14Égrenés de la sorte, ces événements donnent l’impression d’un déferlement continu de pratiques « homophobes ». Qui cherche à suivre l’actualité sur le sujet voit cette impression confortée par la profusion constante de prises de position du même ordre, laissant penser à une sorte d’essence « homophobe » du contexte africain. De cette série de scandales publics a découlé une vision catastrophiste du continent conforme à celle, plus générale, que l’on désigne par le vocable d’« afro-pessimisme ». En quelques années, l’Afrique est devenue le continent « homophobe » par excellence, dont il est souvent rappelé que plus de la moitié des pays condamne légalement l’homosexualité (par la peine de mort dans quatre d’entre eux [22]), la thématique n’étant généralement évoquée qu’au travers de faits de violence et de drames : assassinats, emprisonnements, viols correctifs, chantage et extorsion, campagnes médiatiques, adoption de lois pénales, prévalence considérable du VIH, etc.

15Il est vrai que, contrairement à l’Amérique latine par exemple, où tous les pays ont à présent dépénalisé les pratiques homosexuelles et où certains offrent des droits spécifiques, aucun pays d’Afrique où il en existe n’a aboli ses lois en la matière, et certains en ont même introduit récemment. Toutefois, dans ce domaine, l’Afrique est plurielle ; il s’agit même du continent qui présente la plus grande diversité de situations, allant d’un pays où les droits accordés aux homosexuel/les sont parmi les plus avancés au monde (Afrique du Sud) à d’autres où les mêmes personnes encourent la peine de mort. Il importe aussi de considérer la complexité et, souvent, l’ambivalence de chaque configuration locale. Par exemple, en Afrique du Sud, où les droits sont garantis, se posent des problèmes de violence considérables, en particulier contre les lesbiennes [23], tandis que dans certains pays où les comportements homosexuels sont condamnés par la loi, ils peuvent parfois s’exercer sans problème majeur, bien qu’un tel contexte favorise souvent des pratiques de chantage et d’extorsion [24].
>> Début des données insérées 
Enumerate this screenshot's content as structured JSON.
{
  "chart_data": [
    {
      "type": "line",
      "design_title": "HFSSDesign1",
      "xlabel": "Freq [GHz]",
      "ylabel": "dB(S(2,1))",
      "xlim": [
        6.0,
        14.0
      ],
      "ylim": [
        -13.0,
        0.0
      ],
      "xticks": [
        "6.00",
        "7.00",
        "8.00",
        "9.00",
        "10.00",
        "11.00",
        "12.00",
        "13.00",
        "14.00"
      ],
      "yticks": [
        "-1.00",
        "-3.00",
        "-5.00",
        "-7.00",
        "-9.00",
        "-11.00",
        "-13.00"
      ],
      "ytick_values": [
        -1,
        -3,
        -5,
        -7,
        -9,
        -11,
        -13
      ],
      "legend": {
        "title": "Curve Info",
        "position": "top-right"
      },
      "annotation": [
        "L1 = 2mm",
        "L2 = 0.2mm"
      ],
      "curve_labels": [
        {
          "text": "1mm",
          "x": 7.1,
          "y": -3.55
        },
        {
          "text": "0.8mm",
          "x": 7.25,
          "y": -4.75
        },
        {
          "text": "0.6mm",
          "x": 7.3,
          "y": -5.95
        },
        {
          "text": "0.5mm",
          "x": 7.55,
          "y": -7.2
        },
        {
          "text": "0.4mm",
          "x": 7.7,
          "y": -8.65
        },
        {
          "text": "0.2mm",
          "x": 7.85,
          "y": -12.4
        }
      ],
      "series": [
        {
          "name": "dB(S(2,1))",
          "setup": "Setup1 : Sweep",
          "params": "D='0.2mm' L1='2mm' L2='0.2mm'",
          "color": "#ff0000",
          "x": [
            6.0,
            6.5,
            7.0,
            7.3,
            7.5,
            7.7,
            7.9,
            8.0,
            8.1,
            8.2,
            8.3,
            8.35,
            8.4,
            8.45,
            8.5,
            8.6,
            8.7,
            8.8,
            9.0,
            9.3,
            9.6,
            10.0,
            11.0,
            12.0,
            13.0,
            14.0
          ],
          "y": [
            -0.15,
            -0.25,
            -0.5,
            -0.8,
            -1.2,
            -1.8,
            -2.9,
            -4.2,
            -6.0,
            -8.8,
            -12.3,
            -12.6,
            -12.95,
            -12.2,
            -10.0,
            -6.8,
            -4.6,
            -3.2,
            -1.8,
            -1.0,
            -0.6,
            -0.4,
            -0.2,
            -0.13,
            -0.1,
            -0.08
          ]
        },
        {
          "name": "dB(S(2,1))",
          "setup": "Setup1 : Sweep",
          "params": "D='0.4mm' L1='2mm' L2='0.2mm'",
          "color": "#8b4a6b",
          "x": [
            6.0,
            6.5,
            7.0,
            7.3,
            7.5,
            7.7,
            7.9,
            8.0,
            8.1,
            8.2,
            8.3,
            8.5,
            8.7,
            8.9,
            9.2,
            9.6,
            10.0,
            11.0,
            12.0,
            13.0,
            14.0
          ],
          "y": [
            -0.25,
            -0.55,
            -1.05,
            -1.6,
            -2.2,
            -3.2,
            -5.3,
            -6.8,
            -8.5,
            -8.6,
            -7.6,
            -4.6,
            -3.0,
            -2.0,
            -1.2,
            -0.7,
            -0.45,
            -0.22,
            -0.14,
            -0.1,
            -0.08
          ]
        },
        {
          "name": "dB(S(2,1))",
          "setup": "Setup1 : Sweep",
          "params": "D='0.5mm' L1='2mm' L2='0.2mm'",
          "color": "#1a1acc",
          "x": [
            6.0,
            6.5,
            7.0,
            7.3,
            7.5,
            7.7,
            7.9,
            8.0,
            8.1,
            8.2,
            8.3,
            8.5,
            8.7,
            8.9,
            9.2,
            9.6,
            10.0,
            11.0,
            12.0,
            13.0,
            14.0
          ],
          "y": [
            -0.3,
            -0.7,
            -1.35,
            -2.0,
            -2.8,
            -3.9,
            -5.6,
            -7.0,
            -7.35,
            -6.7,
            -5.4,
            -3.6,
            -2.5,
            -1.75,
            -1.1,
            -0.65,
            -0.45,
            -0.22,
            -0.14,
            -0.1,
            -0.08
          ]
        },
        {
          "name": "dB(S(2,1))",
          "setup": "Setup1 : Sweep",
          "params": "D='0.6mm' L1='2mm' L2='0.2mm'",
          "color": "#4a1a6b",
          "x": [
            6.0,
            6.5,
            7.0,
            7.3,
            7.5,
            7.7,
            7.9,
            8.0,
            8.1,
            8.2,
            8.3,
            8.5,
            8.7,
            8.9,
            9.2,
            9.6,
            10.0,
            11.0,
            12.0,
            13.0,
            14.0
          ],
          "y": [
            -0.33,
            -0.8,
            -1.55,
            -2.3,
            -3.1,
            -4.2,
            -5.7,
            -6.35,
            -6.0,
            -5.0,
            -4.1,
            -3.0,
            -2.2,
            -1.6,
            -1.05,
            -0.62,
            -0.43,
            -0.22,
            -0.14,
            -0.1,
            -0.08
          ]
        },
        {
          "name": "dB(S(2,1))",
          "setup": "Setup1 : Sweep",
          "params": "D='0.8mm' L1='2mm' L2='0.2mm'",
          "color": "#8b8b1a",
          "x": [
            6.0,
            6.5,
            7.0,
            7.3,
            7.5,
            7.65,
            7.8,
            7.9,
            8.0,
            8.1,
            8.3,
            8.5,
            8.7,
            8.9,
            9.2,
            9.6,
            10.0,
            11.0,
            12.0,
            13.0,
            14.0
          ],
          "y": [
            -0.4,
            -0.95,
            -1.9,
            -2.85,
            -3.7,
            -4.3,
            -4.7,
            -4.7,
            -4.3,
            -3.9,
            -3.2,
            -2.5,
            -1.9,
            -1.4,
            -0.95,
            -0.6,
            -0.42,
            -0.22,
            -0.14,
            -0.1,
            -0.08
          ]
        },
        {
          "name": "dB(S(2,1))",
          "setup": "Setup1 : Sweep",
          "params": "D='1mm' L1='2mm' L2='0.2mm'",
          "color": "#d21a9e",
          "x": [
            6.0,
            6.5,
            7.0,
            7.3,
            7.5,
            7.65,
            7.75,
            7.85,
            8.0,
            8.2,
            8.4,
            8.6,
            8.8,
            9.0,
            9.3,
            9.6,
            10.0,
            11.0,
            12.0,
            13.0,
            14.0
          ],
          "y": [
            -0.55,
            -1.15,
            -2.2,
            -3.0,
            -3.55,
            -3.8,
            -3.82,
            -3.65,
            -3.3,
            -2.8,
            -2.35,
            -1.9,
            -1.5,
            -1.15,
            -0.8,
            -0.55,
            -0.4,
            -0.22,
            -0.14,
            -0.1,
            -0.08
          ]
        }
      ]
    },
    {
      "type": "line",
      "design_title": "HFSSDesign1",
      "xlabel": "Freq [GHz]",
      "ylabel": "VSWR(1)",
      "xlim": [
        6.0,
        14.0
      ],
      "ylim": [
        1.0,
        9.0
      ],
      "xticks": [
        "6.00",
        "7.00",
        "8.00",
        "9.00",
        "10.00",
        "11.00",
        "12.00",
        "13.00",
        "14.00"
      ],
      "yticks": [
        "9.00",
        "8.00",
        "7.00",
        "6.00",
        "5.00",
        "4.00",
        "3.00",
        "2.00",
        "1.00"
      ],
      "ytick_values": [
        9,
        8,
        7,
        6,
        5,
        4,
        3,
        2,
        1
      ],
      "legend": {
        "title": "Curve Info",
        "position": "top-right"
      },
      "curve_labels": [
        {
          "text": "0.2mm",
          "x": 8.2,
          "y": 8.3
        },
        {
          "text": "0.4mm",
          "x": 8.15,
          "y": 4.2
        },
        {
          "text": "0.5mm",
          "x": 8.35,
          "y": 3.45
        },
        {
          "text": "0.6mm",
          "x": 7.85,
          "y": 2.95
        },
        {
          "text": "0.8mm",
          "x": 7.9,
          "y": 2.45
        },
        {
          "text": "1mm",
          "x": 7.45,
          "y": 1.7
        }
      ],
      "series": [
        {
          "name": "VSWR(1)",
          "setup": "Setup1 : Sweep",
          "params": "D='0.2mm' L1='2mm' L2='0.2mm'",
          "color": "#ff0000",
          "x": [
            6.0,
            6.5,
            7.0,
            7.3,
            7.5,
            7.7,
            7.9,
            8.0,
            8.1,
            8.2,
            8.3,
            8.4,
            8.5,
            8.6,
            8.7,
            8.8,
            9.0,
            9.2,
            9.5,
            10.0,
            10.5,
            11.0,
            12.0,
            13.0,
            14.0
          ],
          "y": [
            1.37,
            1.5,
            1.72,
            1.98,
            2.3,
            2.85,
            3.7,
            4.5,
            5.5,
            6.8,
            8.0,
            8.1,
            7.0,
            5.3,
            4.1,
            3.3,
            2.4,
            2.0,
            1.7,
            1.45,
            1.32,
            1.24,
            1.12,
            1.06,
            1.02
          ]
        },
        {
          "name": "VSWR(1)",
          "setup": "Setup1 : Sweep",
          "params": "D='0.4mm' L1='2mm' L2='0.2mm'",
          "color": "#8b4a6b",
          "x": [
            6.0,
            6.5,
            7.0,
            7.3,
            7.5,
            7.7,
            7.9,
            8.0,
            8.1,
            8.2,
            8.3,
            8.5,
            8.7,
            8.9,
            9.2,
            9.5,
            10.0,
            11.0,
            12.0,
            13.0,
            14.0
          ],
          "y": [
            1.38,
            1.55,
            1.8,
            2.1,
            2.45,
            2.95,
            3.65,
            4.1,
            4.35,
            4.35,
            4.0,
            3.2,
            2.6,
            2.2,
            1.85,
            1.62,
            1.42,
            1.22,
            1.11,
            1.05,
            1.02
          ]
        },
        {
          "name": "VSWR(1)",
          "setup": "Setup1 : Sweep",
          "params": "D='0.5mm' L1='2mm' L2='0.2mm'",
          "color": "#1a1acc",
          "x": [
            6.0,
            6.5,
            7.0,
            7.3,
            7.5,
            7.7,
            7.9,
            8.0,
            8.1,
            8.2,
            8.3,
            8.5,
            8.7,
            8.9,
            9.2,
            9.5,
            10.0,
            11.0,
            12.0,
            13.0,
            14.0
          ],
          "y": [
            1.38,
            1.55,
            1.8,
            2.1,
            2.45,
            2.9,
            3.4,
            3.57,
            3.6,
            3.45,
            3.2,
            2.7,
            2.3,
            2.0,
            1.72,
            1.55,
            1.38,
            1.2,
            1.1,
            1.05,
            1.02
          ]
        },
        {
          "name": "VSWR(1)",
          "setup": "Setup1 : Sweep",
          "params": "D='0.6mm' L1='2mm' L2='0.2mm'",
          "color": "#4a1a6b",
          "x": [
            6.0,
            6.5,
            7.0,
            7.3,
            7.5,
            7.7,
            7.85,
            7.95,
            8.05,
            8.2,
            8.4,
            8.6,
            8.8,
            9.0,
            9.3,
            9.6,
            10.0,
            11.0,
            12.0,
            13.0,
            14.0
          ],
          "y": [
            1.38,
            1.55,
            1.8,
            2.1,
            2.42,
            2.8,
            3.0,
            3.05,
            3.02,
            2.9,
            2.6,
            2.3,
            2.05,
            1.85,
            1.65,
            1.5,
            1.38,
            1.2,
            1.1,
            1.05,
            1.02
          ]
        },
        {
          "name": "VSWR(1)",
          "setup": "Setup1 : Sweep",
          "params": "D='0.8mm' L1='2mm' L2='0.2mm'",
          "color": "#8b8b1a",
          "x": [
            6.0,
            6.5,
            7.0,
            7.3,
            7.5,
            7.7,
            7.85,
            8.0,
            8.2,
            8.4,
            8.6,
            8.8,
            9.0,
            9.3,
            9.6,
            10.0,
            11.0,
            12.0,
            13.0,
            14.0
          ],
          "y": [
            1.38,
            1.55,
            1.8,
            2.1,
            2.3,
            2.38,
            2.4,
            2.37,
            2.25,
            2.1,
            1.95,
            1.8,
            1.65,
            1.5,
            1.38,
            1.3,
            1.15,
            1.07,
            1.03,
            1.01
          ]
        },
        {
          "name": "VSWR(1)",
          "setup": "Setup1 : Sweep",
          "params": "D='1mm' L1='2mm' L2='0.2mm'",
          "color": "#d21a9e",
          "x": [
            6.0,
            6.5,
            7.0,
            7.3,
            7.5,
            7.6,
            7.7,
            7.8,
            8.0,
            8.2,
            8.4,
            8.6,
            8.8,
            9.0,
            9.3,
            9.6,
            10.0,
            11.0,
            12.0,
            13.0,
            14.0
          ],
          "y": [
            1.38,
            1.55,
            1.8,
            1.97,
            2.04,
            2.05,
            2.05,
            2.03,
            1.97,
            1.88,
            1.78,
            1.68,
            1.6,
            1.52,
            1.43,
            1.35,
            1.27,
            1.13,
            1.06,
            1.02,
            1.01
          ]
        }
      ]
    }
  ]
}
16Il faut également tenir compte du fait que les controverses que nous avons rappelées sont de divers ordres. Il peut s’agir de déclarations de dirigeants, de l’adoption de lois, de controverses médiatiques à partir d’un événement déclencheur, etc. De plus, les événements peuvent se dérouler très différemment d’un contexte à l’autre, ce qui contredit le sentiment spontané selon lequel l’histoire ne cesse de se répéter. Dans un pays où l’on prévoit de faire passer une loi, une manifestation est organisée par le parti au pouvoir pour mobiliser la population contre l’homosexualité (Burundi), tandis que dans un autre où une loi pénalise déjà les pratiques homosexuelles et où les médias fabriquent un scandale, l’organisation par des leaders religieux d’une manifestation hostile à l’homosexualité est interdite par les autorités puis finalement réprimée par les forces de l’ordre (Sénégal). Dans certains cas les acteurs religieux occupent un rôle de premier plan, tandis que dans d’autres ils restent peu visibles. Dans des pays où des arrestations ont lieu et où il arrive que les médias s’emballent, certains chefs d’États sont parfois intervenus pour calmer le jeu (comme au Cameroun ou au Sénégal), tandis que dans d’autres, au sujet desquels il est convenu de parler d’« homophobie d’État [25] », ce sont les dirigeants qui organisent la stigmatisation (au Zimbabwe ou au Nigeria).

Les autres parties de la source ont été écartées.